I'm equally excited about the Film On Film Foundation's also-beneficial rental of the theatre for a "tripple" bill of Gumby: The Movie, The Adventures Of Mark Twain and Peter Jackson's debut Meet The Feebles. Perhaps improbably, the only one of these I've seen before, years ago, is the Adventures of Mark Twain, a feature-length Will Vinton Claymation that absolutely enchanted me when I was a jaded teenager. (The top image in this post is from the film.) I cannot wait to see it on the big screen and to bring some of my most jaded friends along for the ride.
Advertising campaigns help film festivals and new releases attract audiences.
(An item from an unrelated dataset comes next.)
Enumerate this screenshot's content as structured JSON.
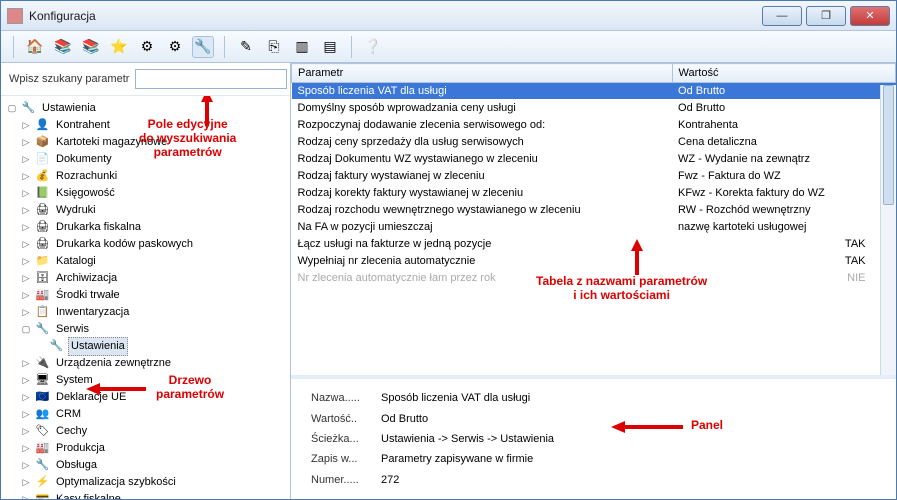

This is why, when the Castro hasn't been four-walled by German Gems or Sketchfest or Noir City or the Silent Film Festival, that venue seems to prefer showing a mediocre (at best, imho) "re-bake" like Tron: Legacy than the kind of programming its staff excels at, but that can be a risky draw for customers, like last year's Samuel Goldwyn tribute or its upcoming set of Alfred Hitchcock's less culturally-canonized films. Sadly, repertory film is threatening to die out in this town, as it has in so many others, and the troubles of the VIZ and the Red Vic are merely the latest symptoms. There's still a great scene to be pieced together if you're willing to put in the effort of calendar-tracking (and if you regularly read my blog, you probably are). What's lacking in San Francisco is a single cinema where every day is a blast from the past. In lieu of that, most minds turn toward the home viewing option when in the mood for a movie released anytime earlier than last month.
I don't know if there's realistically a way to reverse this trend. If all the Netflix subscribers who canceled their accounts in favor of a free service like the public library, used the money saved to visit a theater for a movie or two per month that they otherwise wouldn't have gone to, places like the Red Vic might thrive. I'm not much of one for New Year's Resolutions, but in 2011, I hope to share more of my favorite films and theatres with friends and acquaintences that I don't normally see at the movies. Why didn't I think of this before?